Joan Webster-Vore has devoted her career to close observation of nature. The artist, who lives with her husband across from a cornfield in rural Hudson, Iowa, often paints en plein air by bodies of water and works with natural and inorganic materials to build complex three-dimensional structures that incorporate painting and drawing. In her latest installation, Passing By, the artist has turned her attention to the passenger pigeon, a species that numbered in the billions in North America prior to the 19th century and was officially recorded as extinct little more than a century ago, in 1914.

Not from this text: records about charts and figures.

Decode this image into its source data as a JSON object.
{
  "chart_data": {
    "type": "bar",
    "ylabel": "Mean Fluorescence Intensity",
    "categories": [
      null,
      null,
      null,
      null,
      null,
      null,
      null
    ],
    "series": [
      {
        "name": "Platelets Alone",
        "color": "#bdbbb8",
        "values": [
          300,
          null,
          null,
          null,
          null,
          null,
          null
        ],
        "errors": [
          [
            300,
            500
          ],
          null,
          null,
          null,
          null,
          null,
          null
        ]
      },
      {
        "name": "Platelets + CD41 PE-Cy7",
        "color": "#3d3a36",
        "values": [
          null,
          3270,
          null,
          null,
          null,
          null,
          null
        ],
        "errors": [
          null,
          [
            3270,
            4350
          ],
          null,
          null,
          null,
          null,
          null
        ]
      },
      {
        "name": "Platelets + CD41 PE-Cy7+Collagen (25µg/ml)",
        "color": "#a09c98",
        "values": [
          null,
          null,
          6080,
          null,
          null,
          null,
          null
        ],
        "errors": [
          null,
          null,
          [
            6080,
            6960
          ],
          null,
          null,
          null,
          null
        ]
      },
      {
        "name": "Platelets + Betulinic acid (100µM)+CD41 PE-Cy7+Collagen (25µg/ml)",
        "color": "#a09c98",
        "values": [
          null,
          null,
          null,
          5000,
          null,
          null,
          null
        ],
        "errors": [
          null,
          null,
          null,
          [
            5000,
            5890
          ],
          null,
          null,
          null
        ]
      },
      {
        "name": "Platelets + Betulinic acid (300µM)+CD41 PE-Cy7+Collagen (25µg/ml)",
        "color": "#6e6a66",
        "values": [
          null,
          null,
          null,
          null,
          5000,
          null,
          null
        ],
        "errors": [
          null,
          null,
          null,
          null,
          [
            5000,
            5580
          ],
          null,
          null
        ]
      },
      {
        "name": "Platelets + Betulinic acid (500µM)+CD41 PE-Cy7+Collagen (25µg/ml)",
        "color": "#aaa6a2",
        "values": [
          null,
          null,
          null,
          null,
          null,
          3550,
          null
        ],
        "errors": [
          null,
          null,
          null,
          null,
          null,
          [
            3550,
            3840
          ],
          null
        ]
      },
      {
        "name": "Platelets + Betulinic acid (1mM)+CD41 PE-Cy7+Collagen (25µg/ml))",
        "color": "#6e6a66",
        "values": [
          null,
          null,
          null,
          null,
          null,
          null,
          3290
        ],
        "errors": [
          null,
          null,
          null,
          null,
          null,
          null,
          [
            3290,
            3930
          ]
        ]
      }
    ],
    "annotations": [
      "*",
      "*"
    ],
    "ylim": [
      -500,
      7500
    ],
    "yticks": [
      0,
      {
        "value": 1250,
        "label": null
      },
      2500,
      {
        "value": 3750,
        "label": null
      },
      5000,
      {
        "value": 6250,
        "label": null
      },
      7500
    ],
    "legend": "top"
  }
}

The plight of the passenger pigeon and the story surrounding its demise inspired Webster-Vore to begin a new series of artworks addressing the continuing threat of species extinction. In Passing By, the artist transforms delicate avian remnants into an immersive, contemplative space, mimicking the pigeons’ flight pattern in a series of powerful waves that culminate in a tragic end. The installation mixes direct representation with more subtle expressions of the meaning of extinction using tactile materials and laborious hand-building processes.
Joan Webster-Vore grew up in Rockford, Illinois. She is a graduate of the University of Iowa with a B.F.A. in Art, an M.A. in Textile Design from the Department of Home Economics, and an M.F.A. in Design from the School of Art and Art History. Her work has appeared in numerous competitive, invitational, and solo exhibitions both nationally and regionally.